Он повернул голову и увидел женщину, склонившуюся к ребенку.
Ее профиль был вычерчен в горячем июльском воздухе: русые волосы, собранные на затылке, косынка в горошек, маленький нос и пятнышко на щеке. Не родинка, а солнечный зайчик. И все, о чем он думал долгие годы, все, о чем плакал ночами, в эту минуту рухнуло и разлетелось вдребезги.
Это была Варя, это был ее солнечный зайчик.
* * *
Они поженились в день, когда ей исполнилось восемнадцать лет.

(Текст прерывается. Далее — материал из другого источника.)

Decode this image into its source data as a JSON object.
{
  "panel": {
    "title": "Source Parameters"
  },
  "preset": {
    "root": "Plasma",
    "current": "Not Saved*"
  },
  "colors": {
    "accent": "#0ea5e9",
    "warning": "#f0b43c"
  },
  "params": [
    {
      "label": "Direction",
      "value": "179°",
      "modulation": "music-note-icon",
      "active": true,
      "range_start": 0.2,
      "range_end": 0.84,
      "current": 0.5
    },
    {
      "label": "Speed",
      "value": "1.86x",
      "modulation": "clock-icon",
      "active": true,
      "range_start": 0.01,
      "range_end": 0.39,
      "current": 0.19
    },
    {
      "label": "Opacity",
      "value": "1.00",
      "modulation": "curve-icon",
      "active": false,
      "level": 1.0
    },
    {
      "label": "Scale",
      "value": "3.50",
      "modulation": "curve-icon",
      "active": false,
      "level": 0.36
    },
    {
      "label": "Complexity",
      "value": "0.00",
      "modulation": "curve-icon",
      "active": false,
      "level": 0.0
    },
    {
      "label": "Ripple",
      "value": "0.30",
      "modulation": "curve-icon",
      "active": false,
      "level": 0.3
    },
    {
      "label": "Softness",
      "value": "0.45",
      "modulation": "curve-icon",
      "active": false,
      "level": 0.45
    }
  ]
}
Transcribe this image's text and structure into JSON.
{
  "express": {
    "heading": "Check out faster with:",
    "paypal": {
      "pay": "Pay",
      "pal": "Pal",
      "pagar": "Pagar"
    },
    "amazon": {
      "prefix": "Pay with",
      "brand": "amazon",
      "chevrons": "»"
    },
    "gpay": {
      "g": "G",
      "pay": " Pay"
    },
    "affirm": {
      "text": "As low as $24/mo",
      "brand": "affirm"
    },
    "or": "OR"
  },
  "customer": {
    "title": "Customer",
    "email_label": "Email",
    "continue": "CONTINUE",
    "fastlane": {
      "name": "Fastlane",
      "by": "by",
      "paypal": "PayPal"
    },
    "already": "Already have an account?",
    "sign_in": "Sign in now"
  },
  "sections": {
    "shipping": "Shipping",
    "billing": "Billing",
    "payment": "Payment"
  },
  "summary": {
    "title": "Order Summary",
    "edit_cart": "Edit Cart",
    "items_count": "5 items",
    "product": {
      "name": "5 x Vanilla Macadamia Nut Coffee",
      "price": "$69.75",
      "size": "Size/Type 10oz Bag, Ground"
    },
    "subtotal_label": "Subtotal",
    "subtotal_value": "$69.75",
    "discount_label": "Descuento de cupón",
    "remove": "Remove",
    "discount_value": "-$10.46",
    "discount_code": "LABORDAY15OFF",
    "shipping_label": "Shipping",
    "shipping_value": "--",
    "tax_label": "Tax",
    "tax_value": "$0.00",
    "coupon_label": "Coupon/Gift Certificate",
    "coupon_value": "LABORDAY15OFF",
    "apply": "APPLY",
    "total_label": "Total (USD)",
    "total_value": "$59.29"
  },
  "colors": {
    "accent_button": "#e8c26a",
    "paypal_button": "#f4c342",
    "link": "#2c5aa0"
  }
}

На вороте ее свадебного платья была выткана зеленая ветка, такая же — на рукавах. Эти рукава обтягивали трясущиеся бог весть от чего руки. Она так и не сумела надеть ему на палец кольцо. Да Варя и сама была как стебелек, доверчиво тянувшийся в сторону мужа. Ему-то было двадцать три, он все знал, он уже окончил военное училище, он был надежный. И потом — у него была семья, настоящая: мама, отец, двое братьев и сестра. Отец вышел в отставку в звании полковника, мать всю жизнь посвятила дому да еще вязала, и ее вещи — она ни разу в жизни не связала двух одинаковых — пользовались отменным спросом у модниц. Дома у них было как в теплом гнезде. Никто никогда не повышал голос, все друг другу радовались, отец, возвращаясь домой, всегда целовал матери руку. Когда Варя впервые это увидела, она решила, что это шутка. Саша, узнав об этом, долго смеялся. А Варина мать была горькой пьяницей. Отец ушел из семьи, когда Варя пошла в школу. Она не держала на него зла, и так он долго терпел и все надеялся вылечить жену. Не получилось. В один прекрасный день он собрал вещи и ушел. Больше Варя его не видела. Сначала он писал ей письма печатными буквами, обещал забрать ее, отвезти на море, даже прислал фотографию: там он, улыбающийся, в смешной кепчонке, сидит под вишневым деревом, ветки которого усыпаны ягодами. В общем, вишневый сад. Мать, похоже, даже обрадовалась обретенной свободе. С утра она собирала бутылки, сдавала и приходила домой с добычей, иногда на рынке ей перепадало то яблоко, то помидор. Собутыльник, всякую неделю новый, делил с ней постель, и однажды Варя из школы поехала в детский дом, который находился на соседней улице, и сказала, что вчера мамин друг запер ее в ванной и обещал шоколадку, если она разденется.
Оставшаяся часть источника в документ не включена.